Windowsfreak commented 1 month ago

@sander-bol I appreciate the forward-thinking approach of considering FPGA implementations for the FizzBuzz algorithm, especially given the potential for optimized performance at a hardware level. However, I have some concerns about this direction.

Transitioning to an FPGA-based solution would necessitate a significant architectural shift, moving away from our current, more flexible design. This shift could result in highly specialized, optimized code that is tightly coupled with specific hardware, thereby compromising our goal of maintaining a system-agnostic architecture. In the context of recent developments—such as the deprecation of certain Terraform licensing models and the abrupt discontinuation of critical projects by major search engine vendors—relying on proprietary hardware could expose us to unnecessary risks.

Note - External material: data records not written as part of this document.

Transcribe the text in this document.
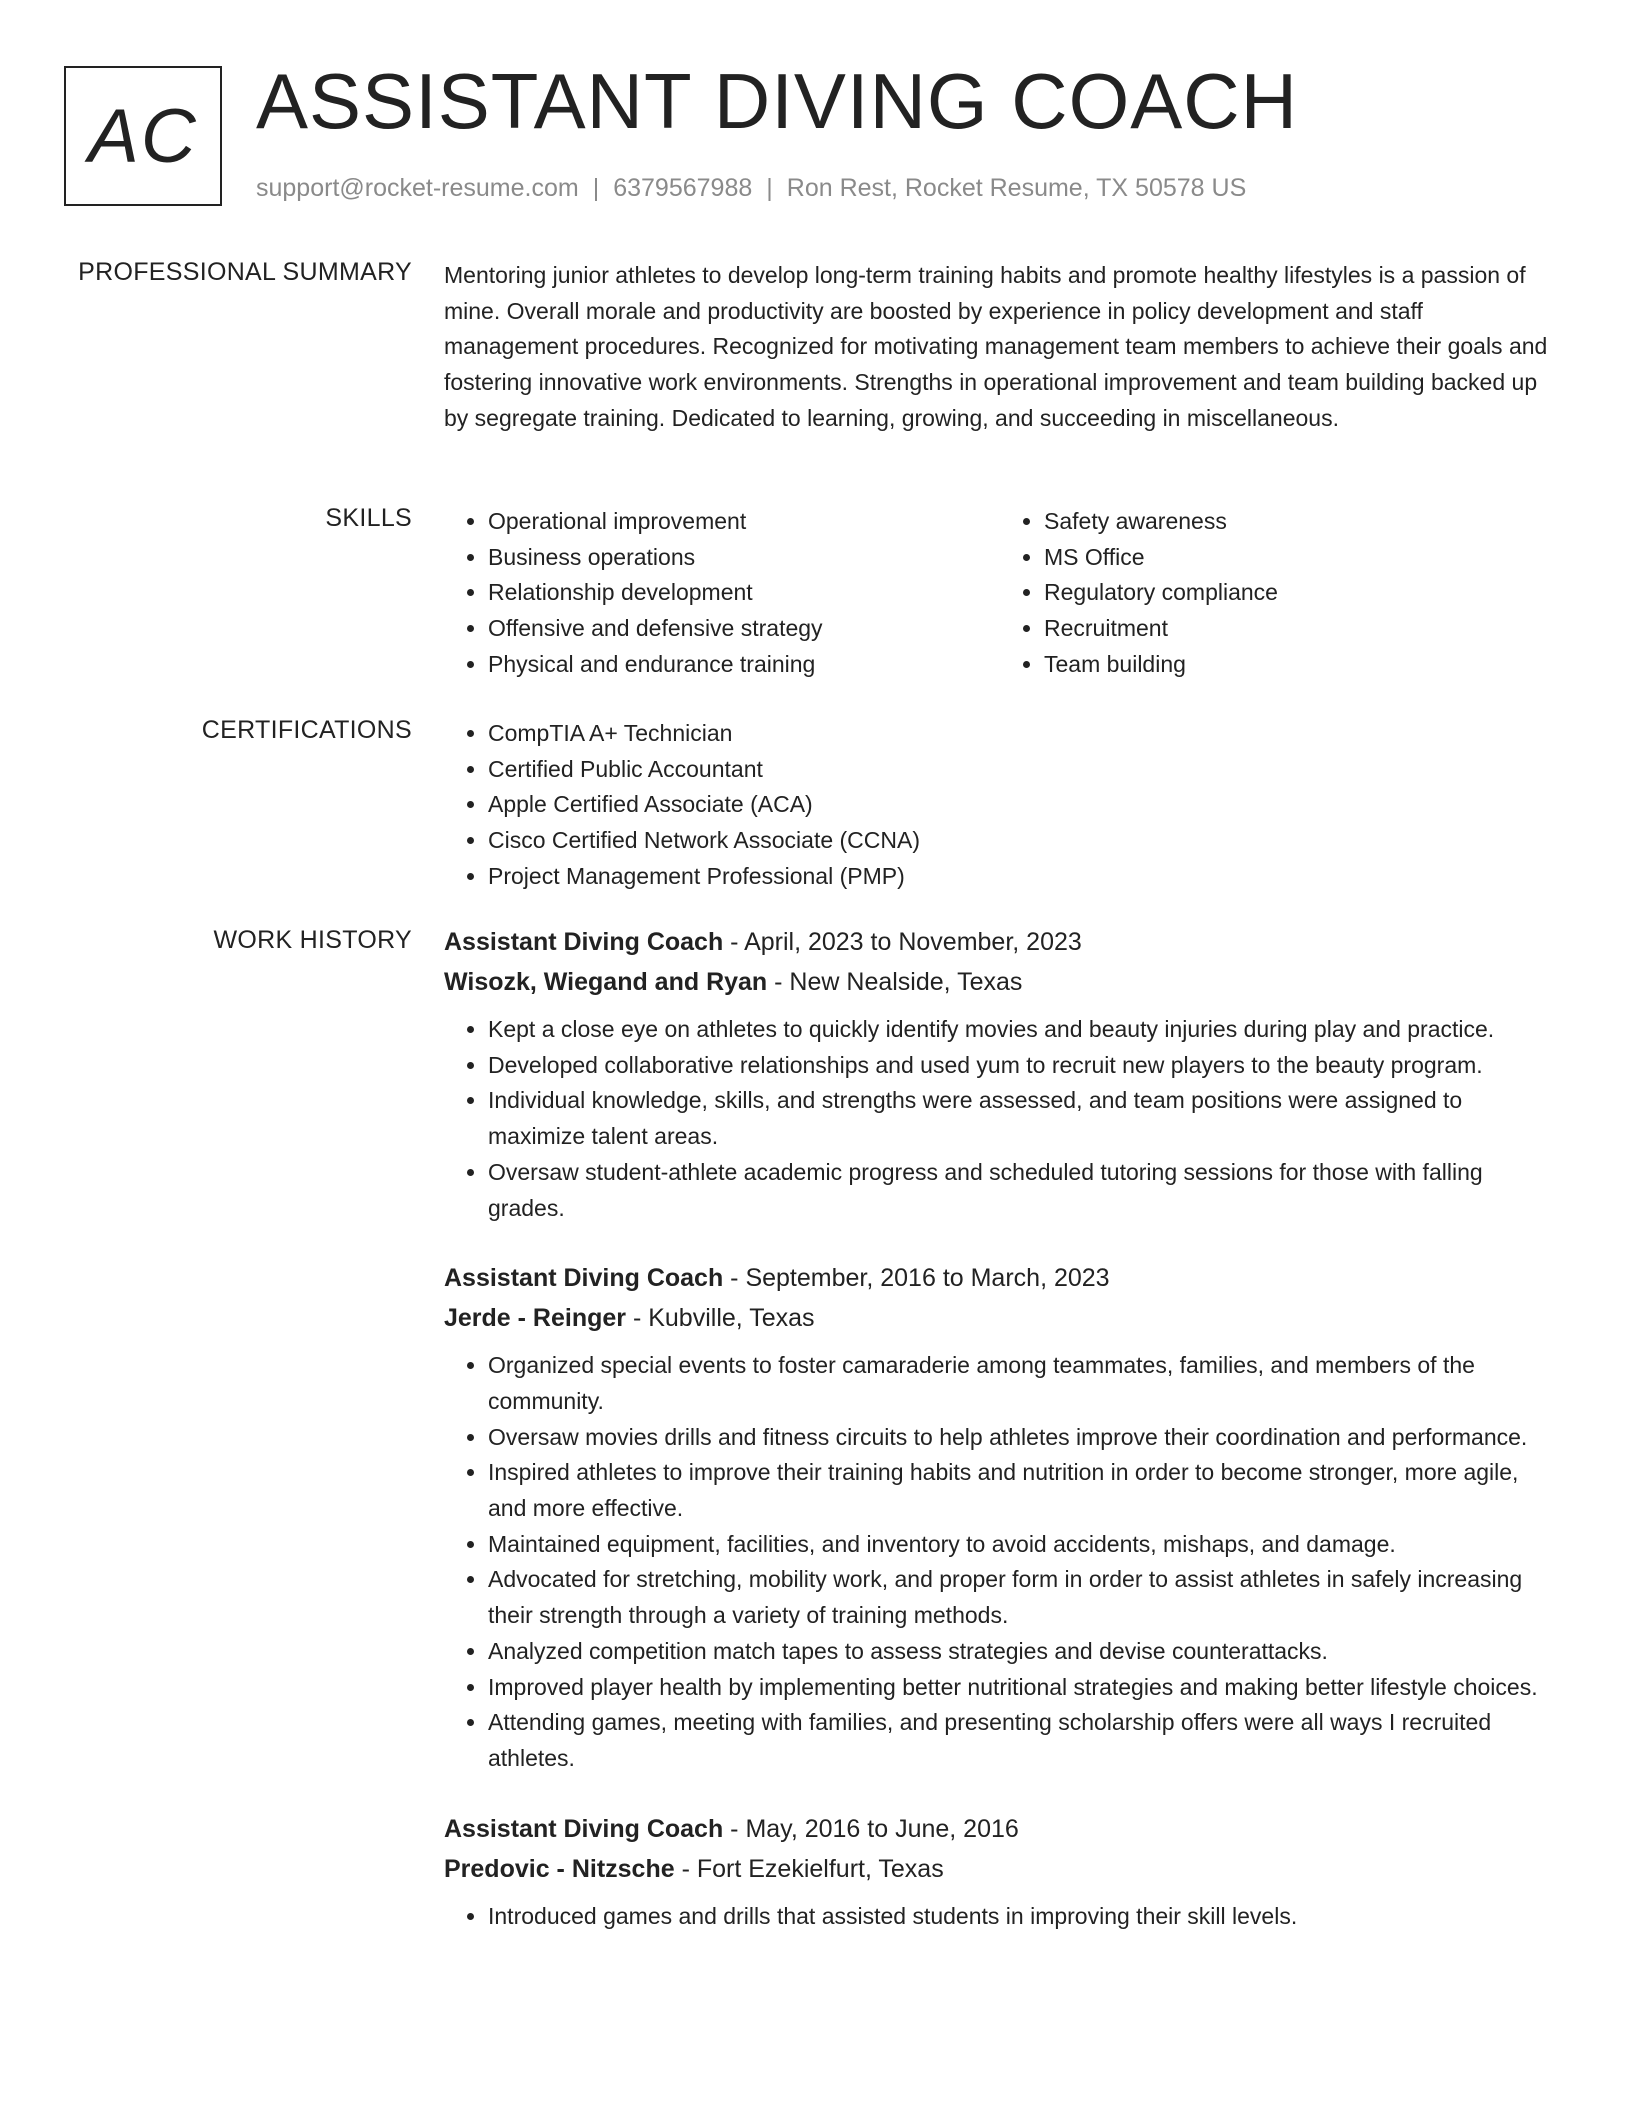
AC ASSISTANT DIVING COACH
support@rocket-resume.com | 6379567988 | Ron Rest, Rocket Resume, TX 50578 US
PROFESSIONAL SUMMARY Mentoring junior athletes to develop long-term training habits and promote healthy lifestyles is a passion of mine. Overall morale and productivity are boosted by experience in policy development and staff management procedures. Recognized for motivating management team members to achieve their goals and fostering innovative work environments. Strengths in operational improvement and team building backed up by segregate training. Dedicated to learning, growing, and succeeding in miscellaneous.
SKILLS	• Operational improvement
• Business operations
• Relationship development
• Offensive and defensive strategy
• Physical and endurance training
• Safety awareness
• MS Office
• Regulatory compliance
• Recruitment
• Team building
CERTIFICATIONS	• CompTIA A+ Technician
• Certified Public Accountant
• Apple Certified Associate (ACA)
• Cisco Certified Network Associate (CCNA)
• Project Management Professional (PMP)
WORK HISTORY Assistant Diving Coach - April, 2023 to November, 2023
Wisozk, Wiegand and Ryan - New Nealside, Texas
• Kept a close eye on athletes to quickly identify movies and beauty injuries during play and practice.
• Developed collaborative relationships and used yum to recruit new players to the beauty program.
• Individual knowledge, skills, and strengths were assessed, and team positions were assigned to maximize talent areas.
• Oversaw student-athlete academic progress and scheduled tutoring sessions for those with falling grades.
Assistant Diving Coach - September, 2016 to March, 2023
Jerde - Reinger - Kubville, Texas
• Organized special events to foster camaraderie among teammates, families, and members of the community.
• Oversaw movies drills and fitness circuits to help athletes improve their coordination and performance.
• Inspired athletes to improve their training habits and nutrition in order to become stronger, more agile, and more effective.
• Maintained equipment, facilities, and inventory to avoid accidents, mishaps, and damage.
• Advocated for stretching, mobility work, and proper form in order to assist athletes in safely increasing their strength through a variety of training methods.
• Analyzed competition match tapes to assess strategies and devise counterattacks.
• Improved player health by implementing better nutritional strategies and making better lifestyle choices.
• Attending games, meeting with families, and presenting scholarship offers were all ways I recruited athletes.
Assistant Diving Coach - May, 2016 to June, 2016
Predovic - Nitzsche - Fort Ezekielfurt, Texas
• Introduced games and drills that assisted students in improving their skill levels.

While the potential performance gains are enticing, we must weigh them against the long-term implications of vendor lock-in and reduced system flexibility. Additionally, while FPGA implementations could indeed reduce cycle counts and enhance execution speed, we should also consider the complexity and resource investment required to refactor and maintain such a solution.

It might be prudent to explore less invasive optimizations that align with our existing architecture and design goals before committing to a path that could introduce significant dependencies and technical debt.

I'd say: Let's instead focus on alternative approaches that balance performance with architectural integrity.